We want simple solutions to complex problems. The majority of people experience adverse effects by eating some kinds of foods. Figuring out what the actual causes are of the adverse reaction can be a long and frustrating process, even when done under the guidance of a certified nutritionist or a licensed medical professional. Worse, our body changes over time as do the adverse effects we experience, making solutions that are found temporary or just partial. Fad diets often offer up simplistic solutions to a myriad of health problems, including obesity, that are claimed to benefit most people or even "everybody."
The appeal to authority. We tend to take an intellectual shortcut when it comes to evaluating scientific claims by blindly trusting people in positions of authority rather than testing their claims against the body of available scientific evidence. While this heuristic might be harmless when the claims being made are in line with traditional scientific thinking, radical new ideas proposed warrant going beyond the claims of a single or even handful of experts. Remember that roughly 50% of all doctors graduated at the bottom of their class, and even some of the brightest doctors violate the Hippocratic Oath they have taken in the interest of power, fame, and/or money.
The placebo effect. Virtually all fad diets claim that their diet will make you feel better by suggesting generic feeling-based improvements such as "more energy," easily enhanced by the mere belief in the diet's claims and the excitement about the program. The initial and temporary weight loss one is likely to experience further enhances this effect.
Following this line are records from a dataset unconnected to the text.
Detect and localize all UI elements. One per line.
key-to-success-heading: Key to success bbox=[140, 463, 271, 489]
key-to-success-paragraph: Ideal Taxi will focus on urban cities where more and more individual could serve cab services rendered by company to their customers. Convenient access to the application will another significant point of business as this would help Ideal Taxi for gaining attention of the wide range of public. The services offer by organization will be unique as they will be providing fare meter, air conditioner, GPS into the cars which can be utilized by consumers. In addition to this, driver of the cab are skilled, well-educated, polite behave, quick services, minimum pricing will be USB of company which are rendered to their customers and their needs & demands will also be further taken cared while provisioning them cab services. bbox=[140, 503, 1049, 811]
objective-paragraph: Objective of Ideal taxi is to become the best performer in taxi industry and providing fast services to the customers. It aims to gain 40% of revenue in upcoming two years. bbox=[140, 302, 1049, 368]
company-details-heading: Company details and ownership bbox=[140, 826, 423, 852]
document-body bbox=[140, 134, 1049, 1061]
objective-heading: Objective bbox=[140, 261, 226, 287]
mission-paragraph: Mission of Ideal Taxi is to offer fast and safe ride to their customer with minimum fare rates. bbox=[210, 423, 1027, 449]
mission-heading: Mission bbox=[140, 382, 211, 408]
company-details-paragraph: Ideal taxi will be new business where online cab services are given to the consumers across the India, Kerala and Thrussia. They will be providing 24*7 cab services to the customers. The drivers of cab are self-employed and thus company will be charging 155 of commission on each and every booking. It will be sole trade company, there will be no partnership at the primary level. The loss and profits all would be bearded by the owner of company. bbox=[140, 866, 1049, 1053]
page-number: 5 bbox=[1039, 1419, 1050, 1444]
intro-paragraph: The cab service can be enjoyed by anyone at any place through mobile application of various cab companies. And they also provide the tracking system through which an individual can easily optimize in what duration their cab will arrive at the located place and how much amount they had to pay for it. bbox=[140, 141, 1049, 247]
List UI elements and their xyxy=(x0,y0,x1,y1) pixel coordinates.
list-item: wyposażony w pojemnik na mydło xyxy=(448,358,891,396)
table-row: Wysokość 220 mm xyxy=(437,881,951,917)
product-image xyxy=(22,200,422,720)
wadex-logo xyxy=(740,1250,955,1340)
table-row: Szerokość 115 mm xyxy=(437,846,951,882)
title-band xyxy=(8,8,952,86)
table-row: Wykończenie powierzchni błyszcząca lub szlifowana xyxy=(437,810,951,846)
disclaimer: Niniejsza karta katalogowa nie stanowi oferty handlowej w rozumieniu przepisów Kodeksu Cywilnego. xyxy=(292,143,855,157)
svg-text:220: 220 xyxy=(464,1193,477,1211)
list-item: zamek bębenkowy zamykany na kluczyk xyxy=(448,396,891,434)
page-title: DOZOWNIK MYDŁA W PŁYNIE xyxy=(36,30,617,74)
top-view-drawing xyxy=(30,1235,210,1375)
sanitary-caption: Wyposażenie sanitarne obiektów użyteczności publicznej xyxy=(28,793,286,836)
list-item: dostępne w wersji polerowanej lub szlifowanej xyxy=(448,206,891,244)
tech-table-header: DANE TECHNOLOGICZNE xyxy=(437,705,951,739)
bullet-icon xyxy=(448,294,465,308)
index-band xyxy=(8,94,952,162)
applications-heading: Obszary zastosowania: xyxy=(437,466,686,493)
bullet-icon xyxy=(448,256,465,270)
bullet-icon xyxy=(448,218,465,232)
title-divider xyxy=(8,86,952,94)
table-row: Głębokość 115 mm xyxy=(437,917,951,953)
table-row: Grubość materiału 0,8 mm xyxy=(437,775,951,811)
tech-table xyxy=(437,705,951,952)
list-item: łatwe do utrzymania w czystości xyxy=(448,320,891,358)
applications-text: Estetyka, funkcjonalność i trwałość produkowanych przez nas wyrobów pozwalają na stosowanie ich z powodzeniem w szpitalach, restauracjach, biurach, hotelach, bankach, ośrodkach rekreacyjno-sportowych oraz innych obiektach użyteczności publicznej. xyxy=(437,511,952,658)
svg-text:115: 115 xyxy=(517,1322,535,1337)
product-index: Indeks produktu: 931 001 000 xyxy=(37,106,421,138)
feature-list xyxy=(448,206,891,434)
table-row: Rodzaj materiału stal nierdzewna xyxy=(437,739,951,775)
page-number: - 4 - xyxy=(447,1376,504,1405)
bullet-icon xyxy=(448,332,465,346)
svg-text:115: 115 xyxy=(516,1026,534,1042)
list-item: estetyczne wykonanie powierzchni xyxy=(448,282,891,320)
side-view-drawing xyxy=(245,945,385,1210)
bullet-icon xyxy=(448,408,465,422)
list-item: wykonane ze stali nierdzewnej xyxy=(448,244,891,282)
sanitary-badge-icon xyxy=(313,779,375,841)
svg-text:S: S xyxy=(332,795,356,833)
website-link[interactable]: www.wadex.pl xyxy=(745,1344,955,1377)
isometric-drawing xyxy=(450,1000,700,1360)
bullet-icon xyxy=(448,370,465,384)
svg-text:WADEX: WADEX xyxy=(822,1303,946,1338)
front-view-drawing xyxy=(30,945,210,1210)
Once we are drawn into the fad, it becomes very difficult to get out. The initial excitement converts us into evangelists for the fad (i.e., those really annoying people who won't shut up about the idea they are pushing, trying to get others to be part of it). Once we start this evangelical path, we essentially "double down" on the diet and become a victim to the sunk cost fallacy. We are no longer just defending the fad; we are defending our own judgment, and in some cases, our reputation. Eventually, our rotund figure returns, and at the very least, we end up admitting that the diet doesn't work for everybody. But not to worry—there's this new diet out...
Perhaps the best way to resist a fad diet is to realize that the reason you are being drawn to it has nothing to do with the effectiveness of the diet. Fad diets only remain alluring when the fruits of the diet is something desired rather than something already possessed. If you want to lose weight, follow the advice given for over a hundred years: burn more calories than you take in. It's not rocket science, but it is science.